La "ferme" en question est un petit livre d'une centaine de pages qui explique aussi bien la Révolution de 1917 que le coup d’État des Bolcheviks, la confiscation du pouvoir, la rivalité Staline-Trotsky, la création de la police politique d’État, la collectivisation, les famines organisées, la propagande, la terreur, la guerre, le pacte Germano-soviétique .... et tout ce que l'on savait en 1945 sur l'Union Soviétique. Jusqu'aux voyages des "idiots utiles" qui voyaient de la prospérité et de la liberté là où on leur disait d'en voir.

L'originalité est que ce sont des animaux de ferme, d'inoffensifs (quoi que..) cochons, vaches, chevaux, âne, poules, canards, chiens qui vivent sous ce régime mouvant et de plus en plus autoritaire. Les slogans sont drôles mais aussi inquiétants. Ils préfigurent ceux de "1984": "La guerre c'est la paix" est en germe dans "les animaux sont égaux mais certains sont plus égaux que d'autres".

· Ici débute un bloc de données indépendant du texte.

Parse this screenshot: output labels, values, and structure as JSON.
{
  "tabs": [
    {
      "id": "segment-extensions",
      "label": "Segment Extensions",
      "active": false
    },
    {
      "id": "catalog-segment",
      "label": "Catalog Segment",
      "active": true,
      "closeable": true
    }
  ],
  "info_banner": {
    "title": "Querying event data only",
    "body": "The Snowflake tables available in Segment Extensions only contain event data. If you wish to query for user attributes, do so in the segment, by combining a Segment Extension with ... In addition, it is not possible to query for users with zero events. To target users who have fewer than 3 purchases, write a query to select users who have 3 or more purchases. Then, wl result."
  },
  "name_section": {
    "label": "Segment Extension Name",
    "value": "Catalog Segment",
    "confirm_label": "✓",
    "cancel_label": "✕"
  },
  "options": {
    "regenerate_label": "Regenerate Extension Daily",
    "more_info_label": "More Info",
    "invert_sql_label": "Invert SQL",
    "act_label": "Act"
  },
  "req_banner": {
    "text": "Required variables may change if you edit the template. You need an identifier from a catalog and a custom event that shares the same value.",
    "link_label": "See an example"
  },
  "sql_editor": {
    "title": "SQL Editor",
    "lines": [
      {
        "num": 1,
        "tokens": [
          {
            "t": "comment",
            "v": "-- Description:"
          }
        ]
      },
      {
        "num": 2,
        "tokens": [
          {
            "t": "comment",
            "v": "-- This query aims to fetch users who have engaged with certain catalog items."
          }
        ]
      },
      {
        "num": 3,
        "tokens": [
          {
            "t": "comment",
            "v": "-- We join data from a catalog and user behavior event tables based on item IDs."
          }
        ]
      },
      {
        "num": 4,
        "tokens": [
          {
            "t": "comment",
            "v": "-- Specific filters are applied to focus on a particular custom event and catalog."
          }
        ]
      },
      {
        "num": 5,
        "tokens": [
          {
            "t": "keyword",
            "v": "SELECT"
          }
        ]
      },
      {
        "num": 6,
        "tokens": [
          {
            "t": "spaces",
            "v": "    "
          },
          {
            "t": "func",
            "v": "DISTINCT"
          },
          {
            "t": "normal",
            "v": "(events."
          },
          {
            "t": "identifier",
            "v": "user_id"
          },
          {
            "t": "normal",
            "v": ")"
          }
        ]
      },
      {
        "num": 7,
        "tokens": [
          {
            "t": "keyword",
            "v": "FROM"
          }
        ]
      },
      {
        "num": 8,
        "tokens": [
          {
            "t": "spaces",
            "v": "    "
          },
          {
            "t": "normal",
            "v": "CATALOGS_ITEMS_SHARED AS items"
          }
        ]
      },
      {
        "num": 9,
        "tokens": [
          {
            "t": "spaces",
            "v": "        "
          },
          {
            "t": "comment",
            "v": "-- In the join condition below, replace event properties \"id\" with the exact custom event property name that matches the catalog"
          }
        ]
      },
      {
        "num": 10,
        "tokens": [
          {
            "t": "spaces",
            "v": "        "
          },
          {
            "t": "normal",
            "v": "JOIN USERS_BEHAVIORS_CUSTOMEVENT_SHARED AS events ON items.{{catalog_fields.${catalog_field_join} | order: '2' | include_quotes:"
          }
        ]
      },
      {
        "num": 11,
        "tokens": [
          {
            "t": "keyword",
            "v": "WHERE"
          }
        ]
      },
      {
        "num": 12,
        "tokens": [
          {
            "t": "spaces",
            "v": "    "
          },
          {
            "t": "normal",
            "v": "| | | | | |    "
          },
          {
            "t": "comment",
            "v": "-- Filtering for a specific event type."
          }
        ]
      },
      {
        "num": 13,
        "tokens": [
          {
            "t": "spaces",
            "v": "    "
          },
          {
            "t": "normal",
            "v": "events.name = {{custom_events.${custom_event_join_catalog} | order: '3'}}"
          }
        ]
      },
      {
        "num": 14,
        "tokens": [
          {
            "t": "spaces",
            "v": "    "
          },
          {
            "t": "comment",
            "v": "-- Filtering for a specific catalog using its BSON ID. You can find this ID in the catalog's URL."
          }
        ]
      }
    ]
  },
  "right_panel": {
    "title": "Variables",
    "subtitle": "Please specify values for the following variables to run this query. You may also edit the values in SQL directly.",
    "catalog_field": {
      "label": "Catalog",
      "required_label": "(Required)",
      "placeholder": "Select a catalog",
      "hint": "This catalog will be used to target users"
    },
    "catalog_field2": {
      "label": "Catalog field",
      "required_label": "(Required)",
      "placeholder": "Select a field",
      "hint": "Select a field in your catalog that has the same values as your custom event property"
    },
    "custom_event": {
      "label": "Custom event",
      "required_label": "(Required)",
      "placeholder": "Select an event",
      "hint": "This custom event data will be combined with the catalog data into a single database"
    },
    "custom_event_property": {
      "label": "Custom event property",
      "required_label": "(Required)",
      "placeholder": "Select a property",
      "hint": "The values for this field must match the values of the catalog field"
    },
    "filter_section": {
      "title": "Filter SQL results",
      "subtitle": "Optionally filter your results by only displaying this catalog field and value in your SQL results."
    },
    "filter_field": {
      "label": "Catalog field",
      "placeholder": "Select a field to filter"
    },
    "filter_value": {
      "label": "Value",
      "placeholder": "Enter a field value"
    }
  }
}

La dictature se met en place et nous en comprenons le mécanisme irrésistible. Orwell s'amuse avec le personnage du corbeau en qui on reconnaît l'éternel religieux toujours prêt à soutenir le pouvoir.

Publier un tel livre en 1945 était à la fois culotté et courageux. Le relire en 2019 c'est se dire que notre époque manque de ces cerveaux brillants qui comprennent leur époque et se sentent investis du devoir de crier casse-cou.